I tell you all that just to set the scene for the first magical time we tasted this recipe from HEAVEN.  No one else really gets Veterans Day off so I had the whole day to work on this meal.  It’s a bit of a process but oh what a pleasure the whole process is!  As I mentioned, you start by cooking half a package of bacon in some oil.  Once it’s nice and brown you pull it out and brown your beef in all the nice fat and oil left in the pot.  Once the beef is nice and brown you pull it out and cook your onions, garlic and carrots in all the nice fat and oil and beef juices left in the pot.  THEN, you pour cognac/brandy over the pot and LIGHT IT ON FIRE.  All this really does is burn off the alcohol from the cognac, but the moment when the flames come leaping from your pot seems so much more than that…you have the smell of bacon, beef, onions, garlic and brandy all wafting under your nose and you just can’t WAIT to eat this meal, but wait you must because we are not done yet!  Once the fire has died out you add beef stock and a bottle of red wine and then you slam the whole covered pot into the oven for 75 minutes, until everything is bubbly and soft and perfect.  At the very end you add sauteed mushrooms and serve it over chunky bread.  

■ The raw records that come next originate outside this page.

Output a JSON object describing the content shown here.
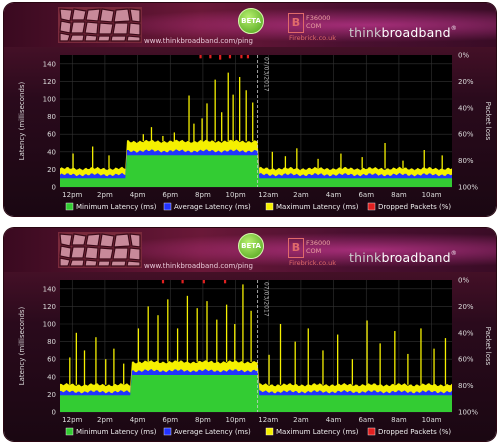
{
  "banner": {
    "url": "www.thinkbroadband.com/ping",
    "beta": "BETA",
    "fb_logo": "B",
    "fb_number": "F36000",
    "fb_com": "COM",
    "fb_site": "Firebrick.co.uk",
    "brand_think": "think",
    "brand_broad": "broadband",
    "brand_reg": "®",
    "colors": {
      "brand_think": "#cccccc",
      "brand_broad": "#ffffff",
      "accent": "#e06a6a"
    }
  },
  "charts": [
    {
      "type": "area",
      "ylabel_left": "Latency (milliseconds)",
      "ylabel_right": "Packet loss",
      "y_ticks": [
        "0",
        "20",
        "40",
        "60",
        "80",
        "100",
        "120",
        "140"
      ],
      "ylim": [
        0,
        150
      ],
      "right_ticks": [
        "0%",
        "20%",
        "40%",
        "60%",
        "80%",
        "100%"
      ],
      "x_ticks": [
        "12pm",
        "2pm",
        "4pm",
        "6pm",
        "8pm",
        "10pm",
        "12am",
        "2am",
        "4am",
        "6am",
        "8am",
        "10am"
      ],
      "xlim_hours": [
        0,
        24
      ],
      "date_marker": "07/03/2017",
      "date_marker_hour": 12.1,
      "legend": [
        "Minimum Latency (ms)",
        "Average Latency (ms)",
        "Maximum Latency (ms)",
        "Dropped Packets (%)"
      ],
      "colors": {
        "min": "#33cc33",
        "avg": "#2233ff",
        "max": "#f5f000",
        "drop": "#e02020",
        "bg": "#000000",
        "grid": "#333333"
      },
      "segments": [
        {
          "from": 0,
          "to": 4.0,
          "min": 10,
          "avg": 14,
          "max": 21
        },
        {
          "from": 4.0,
          "to": 12.1,
          "min": 36,
          "avg": 41,
          "max": 52
        },
        {
          "from": 12.1,
          "to": 24,
          "min": 10,
          "avg": 14,
          "max": 21
        }
      ],
      "spikes": [
        {
          "h": 0.8,
          "v": 38
        },
        {
          "h": 2.0,
          "v": 46
        },
        {
          "h": 3.0,
          "v": 36
        },
        {
          "h": 5.1,
          "v": 60
        },
        {
          "h": 5.6,
          "v": 68
        },
        {
          "h": 6.3,
          "v": 58
        },
        {
          "h": 7.0,
          "v": 62
        },
        {
          "h": 7.9,
          "v": 104
        },
        {
          "h": 8.2,
          "v": 72
        },
        {
          "h": 8.7,
          "v": 78
        },
        {
          "h": 9.0,
          "v": 95
        },
        {
          "h": 9.5,
          "v": 122
        },
        {
          "h": 9.9,
          "v": 85
        },
        {
          "h": 10.3,
          "v": 130
        },
        {
          "h": 10.6,
          "v": 105
        },
        {
          "h": 11.0,
          "v": 125
        },
        {
          "h": 11.4,
          "v": 110
        },
        {
          "h": 11.8,
          "v": 96
        },
        {
          "h": 13.0,
          "v": 40
        },
        {
          "h": 13.8,
          "v": 35
        },
        {
          "h": 14.5,
          "v": 44
        },
        {
          "h": 15.8,
          "v": 32
        },
        {
          "h": 17.2,
          "v": 38
        },
        {
          "h": 18.5,
          "v": 34
        },
        {
          "h": 19.9,
          "v": 50
        },
        {
          "h": 21.0,
          "v": 30
        },
        {
          "h": 22.3,
          "v": 42
        },
        {
          "h": 23.4,
          "v": 36
        }
      ],
      "drops": [
        {
          "h": 8.6,
          "pct": 1
        },
        {
          "h": 9.2,
          "pct": 1
        },
        {
          "h": 9.8,
          "pct": 2
        },
        {
          "h": 10.4,
          "pct": 1
        },
        {
          "h": 11.1,
          "pct": 1
        },
        {
          "h": 11.5,
          "pct": 1
        }
      ]
    },
    {
      "type": "area",
      "ylabel_left": "Latency (milliseconds)",
      "ylabel_right": "Packet loss",
      "y_ticks": [
        "0",
        "20",
        "40",
        "60",
        "80",
        "100",
        "120",
        "140"
      ],
      "ylim": [
        0,
        150
      ],
      "right_ticks": [
        "0%",
        "20%",
        "40%",
        "60%",
        "80%",
        "100%"
      ],
      "x_ticks": [
        "12pm",
        "2pm",
        "4pm",
        "6pm",
        "8pm",
        "10pm",
        "12am",
        "2am",
        "4am",
        "6am",
        "8am",
        "10am"
      ],
      "xlim_hours": [
        0,
        24
      ],
      "date_marker": "07/03/2017",
      "date_marker_hour": 12.1,
      "legend": [
        "Minimum Latency (ms)",
        "Average Latency (ms)",
        "Maximum Latency (ms)",
        "Dropped Packets (%)"
      ],
      "colors": {
        "min": "#33cc33",
        "avg": "#2233ff",
        "max": "#f5f000",
        "drop": "#e02020",
        "bg": "#000000",
        "grid": "#333333"
      },
      "segments": [
        {
          "from": 0,
          "to": 4.3,
          "min": 19,
          "avg": 23,
          "max": 31
        },
        {
          "from": 4.3,
          "to": 12.1,
          "min": 42,
          "avg": 47,
          "max": 57
        },
        {
          "from": 12.1,
          "to": 24,
          "min": 19,
          "avg": 23,
          "max": 31
        }
      ],
      "spikes": [
        {
          "h": 0.6,
          "v": 62
        },
        {
          "h": 1.0,
          "v": 90
        },
        {
          "h": 1.5,
          "v": 70
        },
        {
          "h": 2.2,
          "v": 85
        },
        {
          "h": 2.8,
          "v": 60
        },
        {
          "h": 3.3,
          "v": 72
        },
        {
          "h": 3.9,
          "v": 55
        },
        {
          "h": 4.8,
          "v": 95
        },
        {
          "h": 5.4,
          "v": 120
        },
        {
          "h": 6.0,
          "v": 110
        },
        {
          "h": 6.6,
          "v": 128
        },
        {
          "h": 7.2,
          "v": 95
        },
        {
          "h": 7.8,
          "v": 132
        },
        {
          "h": 8.4,
          "v": 118
        },
        {
          "h": 9.0,
          "v": 126
        },
        {
          "h": 9.6,
          "v": 105
        },
        {
          "h": 10.2,
          "v": 122
        },
        {
          "h": 10.7,
          "v": 100
        },
        {
          "h": 11.2,
          "v": 145
        },
        {
          "h": 11.7,
          "v": 115
        },
        {
          "h": 12.8,
          "v": 65
        },
        {
          "h": 13.5,
          "v": 100
        },
        {
          "h": 14.4,
          "v": 80
        },
        {
          "h": 15.2,
          "v": 95
        },
        {
          "h": 16.1,
          "v": 70
        },
        {
          "h": 17.0,
          "v": 88
        },
        {
          "h": 17.9,
          "v": 60
        },
        {
          "h": 18.8,
          "v": 104
        },
        {
          "h": 19.6,
          "v": 78
        },
        {
          "h": 20.5,
          "v": 92
        },
        {
          "h": 21.3,
          "v": 66
        },
        {
          "h": 22.1,
          "v": 95
        },
        {
          "h": 22.9,
          "v": 72
        },
        {
          "h": 23.6,
          "v": 84
        }
      ],
      "drops": [
        {
          "h": 6.3,
          "pct": 1
        },
        {
          "h": 7.5,
          "pct": 1
        },
        {
          "h": 8.8,
          "pct": 1
        },
        {
          "h": 10.1,
          "pct": 1
        }
      ]
    }
  ]
}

Your end result is a beef-stew type dish that is perfectly cooked in a very, very complex sauce developed from those layers of flavor that you meticulously browned.  The wine and fats and juices all meld into a really flavorful broth that you just want to lick up with your fingers.  And although it does take a little while to complete the steps and to cook, it is totally worth it.   I think you should all try this recipe the next time you have a free Sunday afternoon, and after you’ve cooked through it once you’ll move much quicker the next time and can try it for company.  I promise you, you’ll knock their socks off.  And in more good news, it keeps really well (and is actually one of those dishes that’s almost better the second night) so you could make it ahead and throw it in the fridge to serve the next night without being rushed.  Your guests will feel like kings and queens.  Trust me, husbands at least do. 🙂  This has been Michael’s favorite dinner since his first bite.

I’ll put the link to the Barefoot Contessa’s recipe here, but please note there is one major difference in the way I prepare it: she calls for whole frozen baby onions to be added at the end, and we didn’t love these – they just didn’t have a lot of flavor.  I prefer to throw in halved creamy fingerling potatoes with the whole mixture before it goes in the oven.  They come out perfectly cooked and pick up the sauce really well.  I also add a little herbes de provence to up the frenchy flavor a bit, and I use dried thyme instead of fresh just because it’s cheaper – if you happen to have fresh thyme, by all means use that.  http://www.foodnetwork.com/recipes/ina-garten/beef-bourguignon-recipe/index.html

Make this soon and make it often, my friends.  You won’t regret it!  Bon Appetit!!!